Ia baru mengingat pesan sang ayah setelah mengalami sejumlah kejadian di sekitar kandang.
Ayam Berisik hingga Muncul Sosok Misterius
Salah satu kejadian yang paling membekas terjadi ketika ayam-ayam di kandang nomor empat terdengar sangat berisik.
Bang Seno kemudian memutuskan untuk mengecek kondisi ayam.
Saat itu, menurut pengakuannya, waktu magrib belum tiba sehingga ia merasa masih aman untuk masuk ke kandang.
Setelah memeriksa ayam, ia tidak menemukan sesuatu yang mencurigakan.
Namun, suara ayam yang terus gaduh membuatnya mencoba melihat ke bagian belakang kandang.
Di sana terdapat bambu dan terpal berwarna hitam yang awalnya terlihat biasa saja.
Namun ketika memperhatikan lebih serius, Bang Seno mengaku melihat sesuatu yang menurutnya menyerupai bagian tubuh manusia.
Ia kemudian menyadari bahwa benda tersebut tampak seperti sosok yang bergerak dan mengarah ke bagian kepala.

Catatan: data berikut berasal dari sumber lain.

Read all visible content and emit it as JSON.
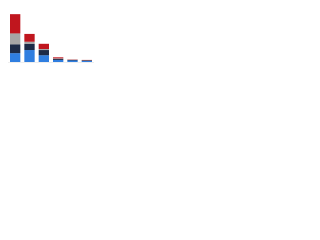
{
  "chart_data": {
    "type": "stacked-bar",
    "categories": [
      null,
      null,
      null,
      null,
      null,
      null
    ],
    "series": [
      {
        "color": "#2f7ee0",
        "values": [
          17,
          23,
          13,
          4,
          3,
          2
        ]
      },
      {
        "color": "#1d2b47",
        "values": [
          17,
          12,
          10,
          2,
          1,
          1
        ]
      },
      {
        "color": "#a6a6a6",
        "values": [
          21,
          4,
          2,
          1,
          0.5,
          0.5
        ]
      },
      {
        "color": "#c0161e",
        "values": [
          37,
          15,
          10,
          2,
          0.5,
          0.5
        ]
      }
    ],
    "ylim": [
      0,
      100
    ]
  }
}
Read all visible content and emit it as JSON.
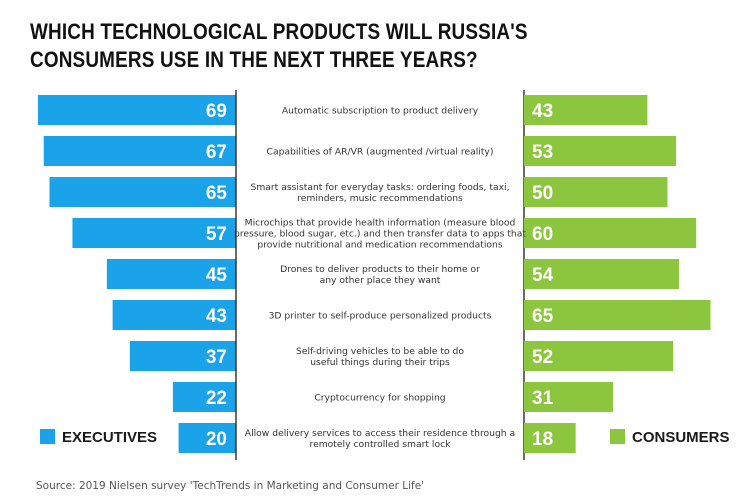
{
  "title": "WHICH TECHNOLOGICAL PRODUCTS WILL RUSSIA'S CONSUMERS USE IN THE NEXT THREE YEARS?",
  "source": "Source: 2019 Nielsen survey 'TechTrends in Marketing and Consumer Life'",
  "colors": {
    "executives": "#1aa3e8",
    "consumers": "#8cc63f"
  },
  "chart_data": {
    "type": "bar",
    "orientation": "diverging-horizontal",
    "title": "WHICH TECHNOLOGICAL PRODUCTS WILL RUSSIA'S CONSUMERS USE IN THE NEXT THREE YEARS?",
    "categories": [
      "Automatic subscription to product delivery",
      "Capabilities of AR/VR (augmented /virtual reality)",
      "Smart assistant for everyday tasks: ordering foods, taxi, reminders, music recommendations",
      "Microchips that provide health information (measure blood pressure, blood sugar, etc.) and then transfer data to apps that provide nutritional and medication recommendations",
      "Drones to deliver products to their home or any other place they want",
      "3D printer to self-produce personalized products",
      "Self-driving vehicles to be able to do useful things during their trips",
      "Cryptocurrency for shopping",
      "Allow delivery services to access their residence through a remotely controlled smart lock"
    ],
    "category_lines": [
      [
        "Automatic subscription to product delivery"
      ],
      [
        "Capabilities of AR/VR (augmented /virtual reality)"
      ],
      [
        "Smart assistant for everyday tasks: ordering foods, taxi,",
        "reminders, music recommendations"
      ],
      [
        "Microchips that provide health information (measure blood",
        "pressure, blood sugar, etc.) and then transfer data to apps that",
        "provide nutritional and medication recommendations"
      ],
      [
        "Drones to deliver products to their home or",
        "any other place they want"
      ],
      [
        "3D printer to self-produce personalized products"
      ],
      [
        "Self-driving vehicles to be able to do",
        "useful things during their trips"
      ],
      [
        "Cryptocurrency for shopping"
      ],
      [
        "Allow delivery services to access their residence through a",
        "remotely controlled smart lock"
      ]
    ],
    "series": [
      {
        "name": "EXECUTIVES",
        "values": [
          69,
          67,
          65,
          57,
          45,
          43,
          37,
          22,
          20
        ]
      },
      {
        "name": "CONSUMERS",
        "values": [
          43,
          53,
          50,
          60,
          54,
          65,
          52,
          31,
          18
        ]
      }
    ],
    "xlim": [
      0,
      70
    ],
    "legend": {
      "executives": "EXECUTIVES",
      "consumers": "CONSUMERS",
      "placement": "bottom"
    }
  }
}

Pengalaman itu membuatnya kembali teringat pesan sang ayah mengenai pantangan memasuki kandang nomor empat saat magrib.
Peternakan Akhirnya Tidak Lagi Digunakan
Rangkaian kejadian tersebut akhirnya berhenti setelah ayam-ayam di peternakan dipanen dan lahan tersebut tidak lagi digunakan sebagai peternakan aktif.

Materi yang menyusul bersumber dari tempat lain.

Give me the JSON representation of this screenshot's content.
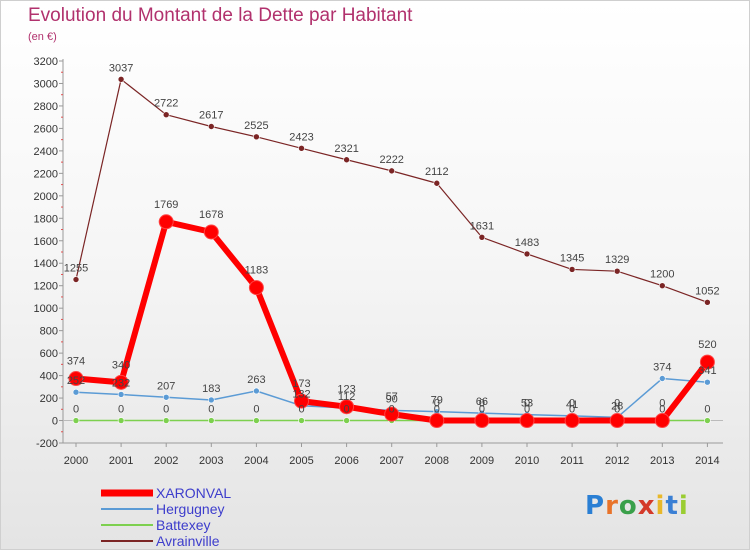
{
  "title": "Evolution du Montant de la Dette par Habitant",
  "unit": "(en €)",
  "brand": "Proxiti",
  "chart_data": {
    "type": "line",
    "title": "Evolution du Montant de la Dette par Habitant",
    "ylabel": "(en €)",
    "xlabel": "",
    "x": [
      "2000",
      "2001",
      "2002",
      "2003",
      "2004",
      "2005",
      "2006",
      "2007",
      "2008",
      "2009",
      "2010",
      "2011",
      "2012",
      "2013",
      "2014"
    ],
    "ylim": [
      -200,
      3200
    ],
    "yticks": [
      -200,
      0,
      200,
      400,
      600,
      800,
      1000,
      1200,
      1400,
      1600,
      1800,
      2000,
      2200,
      2400,
      2600,
      2800,
      3000,
      3200
    ],
    "grid": false,
    "legend_position": "bottom-left",
    "series": [
      {
        "name": "XARONVAL",
        "color": "#ff0000",
        "values": [
          374,
          340,
          1769,
          1678,
          1183,
          173,
          123,
          57,
          0,
          0,
          0,
          0,
          0,
          0,
          520
        ]
      },
      {
        "name": "Hergugney",
        "color": "#5b9bd5",
        "values": [
          252,
          232,
          207,
          183,
          263,
          132,
          112,
          90,
          79,
          66,
          53,
          41,
          28,
          374,
          341
        ]
      },
      {
        "name": "Battexey",
        "color": "#7dd04f",
        "values": [
          0,
          0,
          0,
          0,
          0,
          0,
          0,
          0,
          0,
          0,
          0,
          0,
          0,
          0,
          0
        ]
      },
      {
        "name": "Avrainville",
        "color": "#7b2525",
        "values": [
          1255,
          3037,
          2722,
          2617,
          2525,
          2423,
          2321,
          2222,
          2112,
          1631,
          1483,
          1345,
          1329,
          1200,
          1052
        ]
      }
    ]
  }
}
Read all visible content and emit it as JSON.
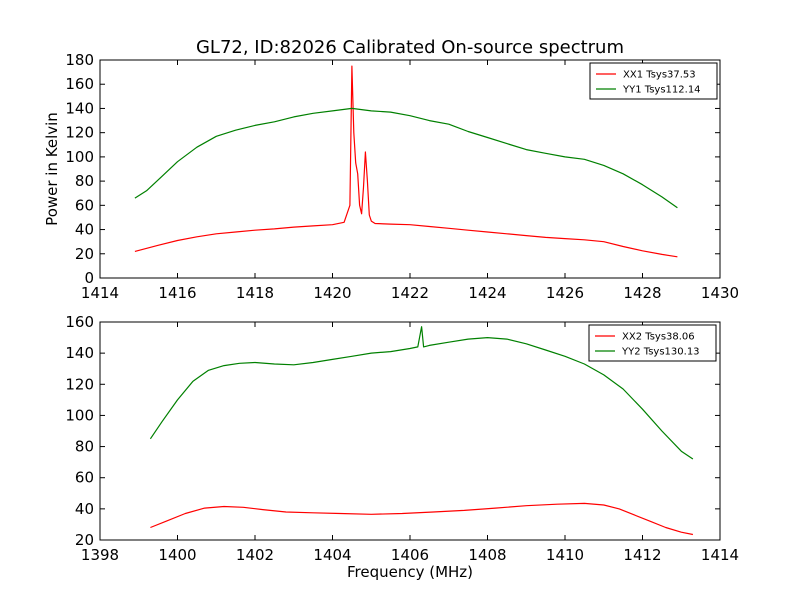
{
  "figure": {
    "title": "GL72, ID:82026 Calibrated On-source spectrum"
  },
  "chart_data": [
    {
      "type": "line",
      "title": "GL72, ID:82026 Calibrated On-source spectrum",
      "xlabel": "",
      "ylabel": "Power in Kelvin",
      "xlim": [
        1414,
        1430
      ],
      "ylim": [
        0,
        180
      ],
      "xticks": [
        "1414",
        "1416",
        "1418",
        "1420",
        "1422",
        "1424",
        "1426",
        "1428",
        "1430"
      ],
      "yticks": [
        "0",
        "20",
        "40",
        "60",
        "80",
        "100",
        "120",
        "140",
        "160",
        "180"
      ],
      "grid": false,
      "legend": "top-right",
      "series": [
        {
          "name": "XX1 Tsys37.53",
          "color": "#ff0000",
          "x": [
            1414.9,
            1415.5,
            1416.0,
            1416.5,
            1417.0,
            1417.5,
            1418.0,
            1418.5,
            1419.0,
            1419.5,
            1420.0,
            1420.3,
            1420.45,
            1420.5,
            1420.55,
            1420.6,
            1420.65,
            1420.7,
            1420.75,
            1420.8,
            1420.85,
            1420.9,
            1420.95,
            1421.0,
            1421.1,
            1421.5,
            1422.0,
            1422.5,
            1423.0,
            1423.5,
            1424.0,
            1424.5,
            1425.0,
            1425.5,
            1426.0,
            1426.5,
            1427.0,
            1427.5,
            1428.0,
            1428.5,
            1428.9
          ],
          "y": [
            22,
            27,
            31,
            34,
            36.5,
            38,
            39.5,
            40.5,
            42,
            43,
            44,
            46,
            60,
            175,
            120,
            95,
            86,
            60,
            53,
            75,
            104,
            80,
            52,
            47,
            45,
            44.5,
            44,
            42.5,
            41,
            39.5,
            38,
            36.5,
            35,
            33.5,
            32.5,
            31.5,
            30,
            26,
            22.5,
            19.5,
            17.5
          ]
        },
        {
          "name": "YY1 Tsys112.14",
          "color": "#008000",
          "x": [
            1414.9,
            1415.2,
            1415.6,
            1416.0,
            1416.5,
            1417.0,
            1417.5,
            1418.0,
            1418.5,
            1419.0,
            1419.5,
            1420.0,
            1420.5,
            1421.0,
            1421.5,
            1422.0,
            1422.5,
            1423.0,
            1423.5,
            1424.0,
            1424.5,
            1425.0,
            1425.5,
            1426.0,
            1426.5,
            1427.0,
            1427.5,
            1428.0,
            1428.5,
            1428.9
          ],
          "y": [
            66,
            72,
            84,
            96,
            108,
            117,
            122,
            126,
            129,
            133,
            136,
            138,
            140,
            138,
            137,
            134,
            130,
            127,
            121,
            116,
            111,
            106,
            103,
            100,
            98,
            93,
            86,
            77,
            67,
            58
          ]
        }
      ]
    },
    {
      "type": "line",
      "title": "",
      "xlabel": "Frequency (MHz)",
      "ylabel": "",
      "xlim": [
        1398,
        1414
      ],
      "ylim": [
        20,
        160
      ],
      "xticks": [
        "1398",
        "1400",
        "1402",
        "1404",
        "1406",
        "1408",
        "1410",
        "1412",
        "1414"
      ],
      "yticks": [
        "20",
        "40",
        "60",
        "80",
        "100",
        "120",
        "140",
        "160"
      ],
      "grid": false,
      "legend": "top-right",
      "series": [
        {
          "name": "XX2 Tsys38.06",
          "color": "#ff0000",
          "x": [
            1399.3,
            1399.7,
            1400.2,
            1400.7,
            1401.2,
            1401.7,
            1402.2,
            1402.8,
            1403.5,
            1404.2,
            1405.0,
            1405.8,
            1406.6,
            1407.4,
            1408.2,
            1409.0,
            1409.8,
            1410.5,
            1411.0,
            1411.4,
            1411.8,
            1412.2,
            1412.6,
            1413.0,
            1413.3
          ],
          "y": [
            28,
            32,
            37,
            40.5,
            41.5,
            41,
            39.5,
            38,
            37.5,
            37,
            36.5,
            37,
            38,
            39,
            40.5,
            42,
            43,
            43.5,
            42.5,
            40,
            36,
            32,
            28,
            25,
            23.5
          ]
        },
        {
          "name": "YY2 Tsys130.13",
          "color": "#008000",
          "x": [
            1399.3,
            1399.6,
            1400.0,
            1400.4,
            1400.8,
            1401.2,
            1401.6,
            1402.0,
            1402.5,
            1403.0,
            1403.5,
            1404.0,
            1404.5,
            1405.0,
            1405.5,
            1406.0,
            1406.2,
            1406.3,
            1406.35,
            1406.5,
            1407.0,
            1407.5,
            1408.0,
            1408.5,
            1409.0,
            1409.5,
            1410.0,
            1410.5,
            1411.0,
            1411.5,
            1412.0,
            1412.5,
            1413.0,
            1413.3
          ],
          "y": [
            85,
            96,
            110,
            122,
            129,
            132,
            133.5,
            134,
            133,
            132.5,
            134,
            136,
            138,
            140,
            141,
            143,
            144,
            157,
            144,
            145,
            147,
            149,
            150,
            149,
            146,
            142,
            138,
            133,
            126,
            117,
            104,
            90,
            77,
            72
          ]
        }
      ]
    }
  ]
}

Baca Juga: Sungai Kapuas Mendadak Punya “Pantai” Saat Kemarau, Hamparan Pasir Timbul Jadi Tempat Rekreasi Warga
Pihak keluarga juga menggelar pengajian di lokasi tersebut sebagai bentuk ikhtiar untuk memohon perlindungan dan ketenangan.
Menurut Bang Seno, sang ayah bahkan sempat mengatakan bahwa pengajian dilakukan setelah dirinya dianggap telah "menantang" sesuatu yang ada di lokasi tersebut.
Kisah ini kemudian menjadi salah satu pengalaman mistis yang masih diingat Bang Seno hingga sekarang.
Meski cerita tersebut disampaikan berdasarkan pengalaman pribadi dalam sebuah podcast, kejadian mengenai sosok tanpa kepala, pocong, hingga pantangan kandang nomor empat tentu menjadi bagian dari kisah horor yang menarik perhatian pendengar.
Bagi sebagian orang, pengalaman seperti ini dapat menjadi pengingat untuk tetap menghormati aturan dan kebiasaan yang berlaku di suatu tempat.
Namun, dari sisi lain, berbagai kejadian tersebut tetap merupakan pengalaman pribadi yang tidak dapat dibuktikan secara ilmiah.